1142 Maximal Click (25 分)

A clique is a subset of vertices of an undirected graph such that every two distinct vertices in the clique are adjacent. A maximal clique is a clique that cannot be extended by including one more adjacent vertex. (Quoted from https://en.wikipedia.org/wiki/Clique_(graph_theory))

Now it is your job to judge if a given subset of vertices can form a maximal clique.

Input Specification:

Each input file contains one test case. For each case, the first line gives two positive integers Nv (≤200), the number of vertices in the graph, and Ne, the number of undirected edges. Then Ne lines follow, each gives a pair of vertices of an edge. The vertices are numbered from 1 to Nv.

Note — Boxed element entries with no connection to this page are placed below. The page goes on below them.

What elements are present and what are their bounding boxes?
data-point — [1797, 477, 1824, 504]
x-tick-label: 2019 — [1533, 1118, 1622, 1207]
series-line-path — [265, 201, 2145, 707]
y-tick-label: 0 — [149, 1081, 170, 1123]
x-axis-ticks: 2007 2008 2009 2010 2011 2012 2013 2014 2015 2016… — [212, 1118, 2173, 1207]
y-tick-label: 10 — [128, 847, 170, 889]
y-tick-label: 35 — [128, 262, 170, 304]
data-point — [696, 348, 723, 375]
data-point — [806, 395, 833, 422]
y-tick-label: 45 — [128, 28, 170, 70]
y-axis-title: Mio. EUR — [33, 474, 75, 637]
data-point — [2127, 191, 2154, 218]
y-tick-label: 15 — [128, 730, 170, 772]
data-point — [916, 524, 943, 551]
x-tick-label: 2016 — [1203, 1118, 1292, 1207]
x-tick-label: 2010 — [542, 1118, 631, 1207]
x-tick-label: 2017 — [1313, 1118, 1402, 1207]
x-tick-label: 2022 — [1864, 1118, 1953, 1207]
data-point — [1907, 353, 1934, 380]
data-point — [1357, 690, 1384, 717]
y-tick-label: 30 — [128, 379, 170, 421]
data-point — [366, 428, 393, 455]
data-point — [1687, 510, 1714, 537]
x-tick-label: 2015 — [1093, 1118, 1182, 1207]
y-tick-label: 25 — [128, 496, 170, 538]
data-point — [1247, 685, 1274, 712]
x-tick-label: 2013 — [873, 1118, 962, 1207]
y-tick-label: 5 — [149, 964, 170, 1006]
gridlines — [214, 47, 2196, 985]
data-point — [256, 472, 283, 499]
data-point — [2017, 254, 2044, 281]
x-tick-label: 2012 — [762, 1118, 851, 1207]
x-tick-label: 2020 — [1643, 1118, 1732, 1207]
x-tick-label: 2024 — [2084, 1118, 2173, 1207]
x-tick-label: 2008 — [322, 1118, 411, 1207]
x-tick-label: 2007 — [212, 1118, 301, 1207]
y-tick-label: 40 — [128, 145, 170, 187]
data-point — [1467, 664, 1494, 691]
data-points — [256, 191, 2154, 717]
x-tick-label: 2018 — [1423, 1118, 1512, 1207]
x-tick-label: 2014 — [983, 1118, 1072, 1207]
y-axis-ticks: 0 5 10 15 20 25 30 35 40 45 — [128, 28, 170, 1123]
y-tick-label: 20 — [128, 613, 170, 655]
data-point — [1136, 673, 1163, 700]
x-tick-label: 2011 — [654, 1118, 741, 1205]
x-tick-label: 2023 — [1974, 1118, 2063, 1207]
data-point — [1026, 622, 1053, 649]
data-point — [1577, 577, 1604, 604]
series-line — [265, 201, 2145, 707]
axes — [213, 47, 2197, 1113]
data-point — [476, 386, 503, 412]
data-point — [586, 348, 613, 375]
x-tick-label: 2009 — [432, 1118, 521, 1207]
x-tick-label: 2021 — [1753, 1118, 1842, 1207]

After the graph, there is another positive integer M (≤ 100). Then M lines of query follow, each first gives a positive number K (≤ Nv), then followed by a sequence of K distinct vertices. All the numbers in a line are separated by a space.

Output Specification:

For each of the M queries, print in a line Yes if the given subset of vertices can form a maximal clique; or if it is a clique but not a maximal clique, print Not Maximal; or if it is not a clique at all, print Not a Clique.

Sample Input:

8 10
5 6
7 8
6 4
3 6
4 5
2 3
8 2
2 7
5 3
3 4
6
4 5 4 3 6
3 2 8 7
2 2 3
1 1
3 4 3 6
3 3 2 1

Sample Output:

Yes
Yes
Yes
Yes
Not Maximal
Not a Clique

#include<iostream>
#include<vector>
#include<unordered_set>
using namespace std;

int main(){
    int nv, ne;
    cin >> nv >> ne;
    int graph[201][201] = {0};
    
    for(int i = 0; i < ne; i++){
        int temp_a, temp_b;
        scanf("%d %d", &temp_a, &temp_b);

        graph[temp_a][temp_b] = graph[temp_b][temp_a] = 1;

    }

    int m;
    cin >> m;
    for(int i = 0; i < m; i++){
        int k;
        scanf("%d", &k);
        vector<int> vec(k);
        int flag[201] = {0};
        bool is_clique = true;
        for(int j = 0; j < k; j++){
            int temp;
            scanf("%d", &vec[j]);
            flag[vec[j]] = 1;

        }
        for(int j = 0; j < k; j++){
            for(int z = j + 1; z < k; z++){

                if(graph[vec[j]][vec[z]] == 0){
                    is_clique = false;
                    printf("Not a Clique\n");
                    break;

                }
                
            }
            if(!is_clique){
                break;
            }

        }
        if(is_clique){
            bool max_clique = true;
            bool kkk = false;
            for(int j = 1; j <= nv; j++){
                if(flag[j] == 0){
                    int count = 0;
                    for(int w = 0; w < k; w++){
                        if(graph[j][vec[w]] == 0){
                            
                            max_clique = false;
    
                        }else{
                            count++;                          
                        }
                        if(count == k){

                            kkk = true;
                        }
                        
                    }
                    
                }

            }
            if(!kkk){
                
                printf("Yes\n");

            }else
            {
                printf("Not Maximal\n");
            }
            

        }
        


    }





    return 0;
}